Matt Wallace, the mission's deputy project manager, said the issue was not overly concerning, adding: "We'll know more in a bit."

If all goes to plan, Perseverance will reach Mars on February 18, 2021, becoming the fifth rover to complete the voyage since 1997.

So far, all have been American. China launched its first Mars rover last week, which should arrive by May 2021.

By next year, Mars could have three active rovers, including NASA's Curiosity, which landed in 2012.

Perseverance is an improved version of Curiosity -- faster, smarter, and capable of autonomously navigating 200 meters per day.

About the size of a small SUV, it weighs a metric ton, has 19 cameras and two microphones -- which scientists hope will be the first to record sound on Mars.

It has a two-meter-long robotic arm, and is powered by a small nuclear battery.

Once on the surface, NASA will deploy the Ingenuity Mars Helicopter -- a small 1.8 kilogram (four pound) aircraft that will attempt to fly in an atmosphere that is only one percent the density of Earth's.
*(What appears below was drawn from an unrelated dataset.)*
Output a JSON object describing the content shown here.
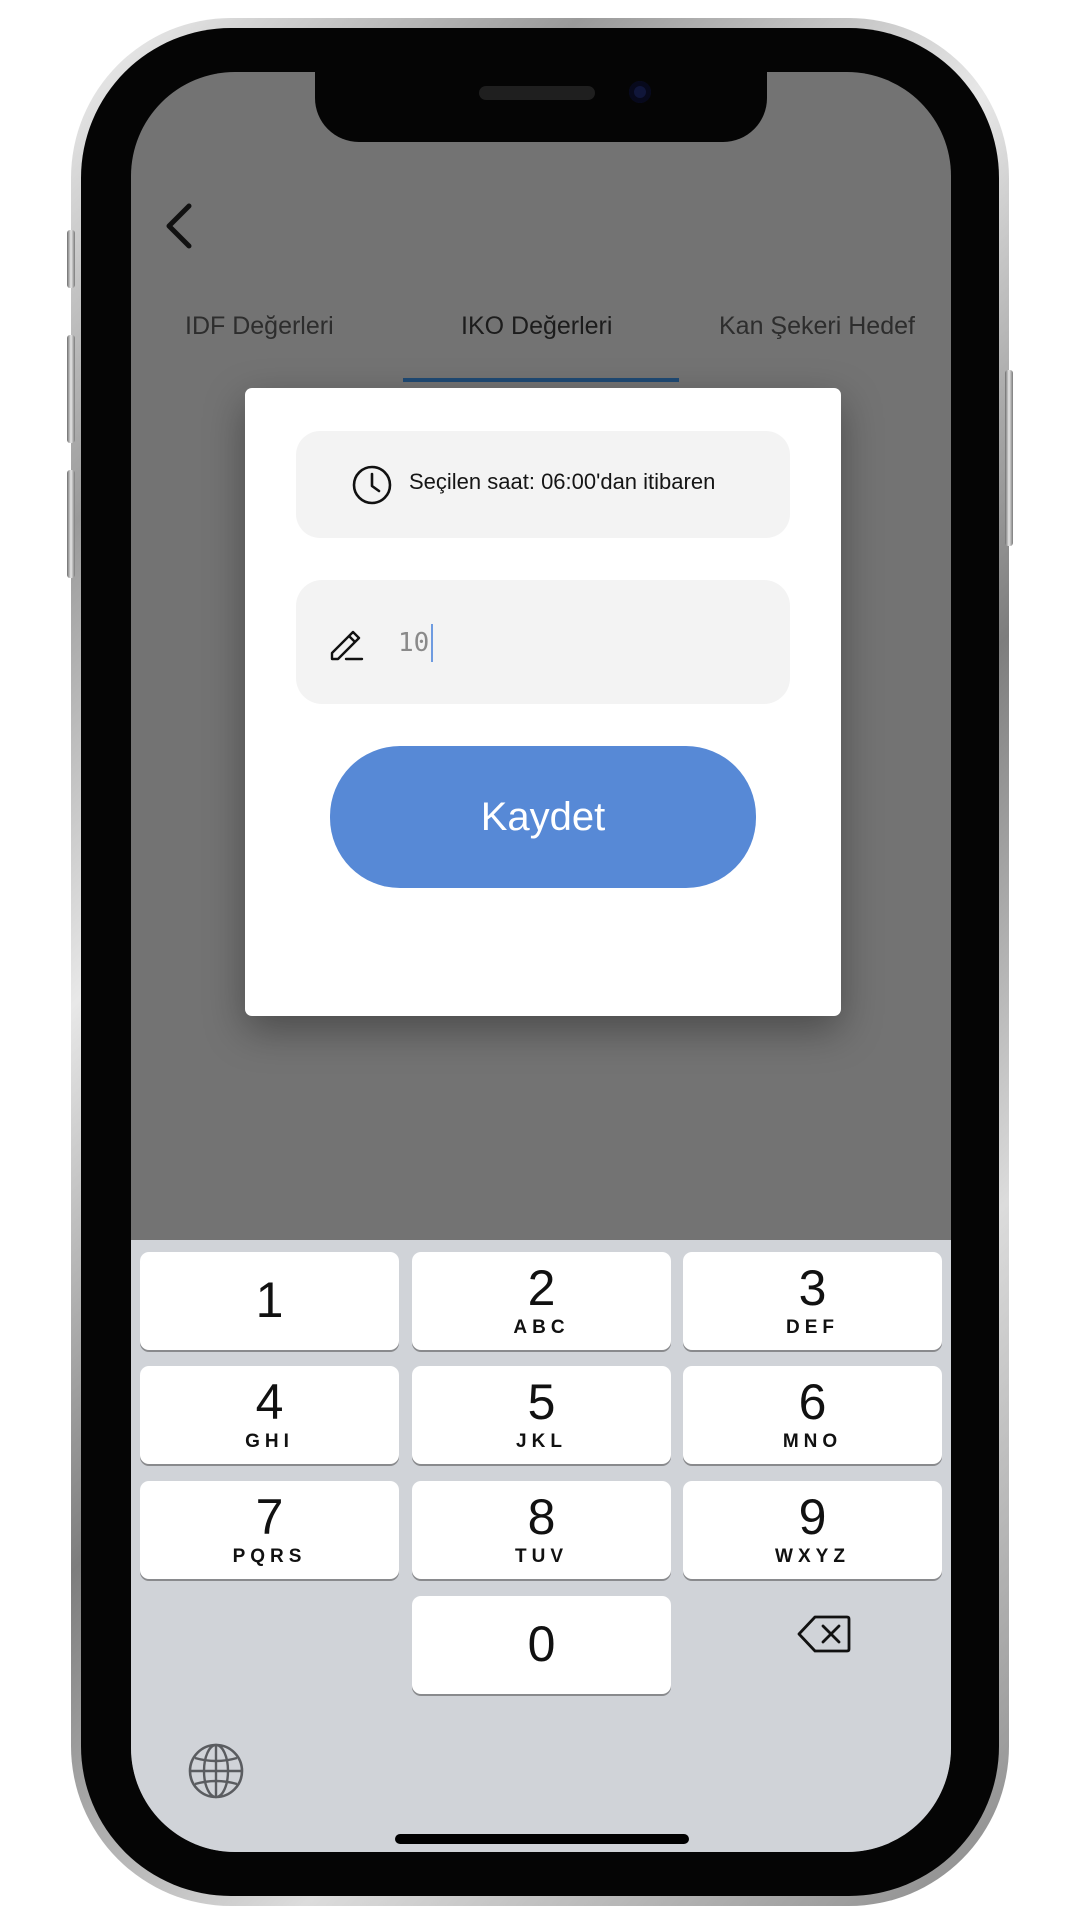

The idea is to lay down a proof of concept that could one day revolutionize planetary exploration, since rovers can only cover a few dozen kilometers in their whole lifespans and are vulnerable to sand dunes and other obstacles.

Another goal is to help pave the way for future human missions -- and a major obstacle is the planet's 96 percent carbon dioxide atmosphere.

Liquid oxygen can be brought from Earth, or oxygen can be mined from ice underneath the Martian surface.

A simpler approach is converting it from the atmosphere, which is what the Mars Oxygen In-Situ Resource Utilization Experiment, or MOXIE can do, using a process called electrolysis.

The plan is to perform at least 10 oxygen-producing runs using the car battery-sized device under as many different seasonal and environmental conditions as possible.

But Perseverance's primary mission is to scour the planet for evidence of ancient life forms.

Perseverance's drill will collect around 30 intact rock cores and place them in test tubes, to be collected by a future joint US-European mission.

Indisputable proof of past life on Mars will most likely not be confirmed, if it exists, until these samples are analyzed next decade, according to NASA chief scientist Thomas Zurbuchen.

NASA has chosen the Jezero crater as its landing site, a giant impact basin just north of the Martian equator.

Between three and four billion years ago, a river flowed there into a large body of water.

"At Jezero we have river valleys that flow into and out of the crater and we know that the lake filled up with water and that overflowed," geologist Katie Stack Morgan of NASA's Jet Propulsion Laboratory in California said Thursday.

"We think that Jezero has all the building blocks to support past life."

The mission is set to last at least two years, but probably much longer given the endurance previous rovers have shown.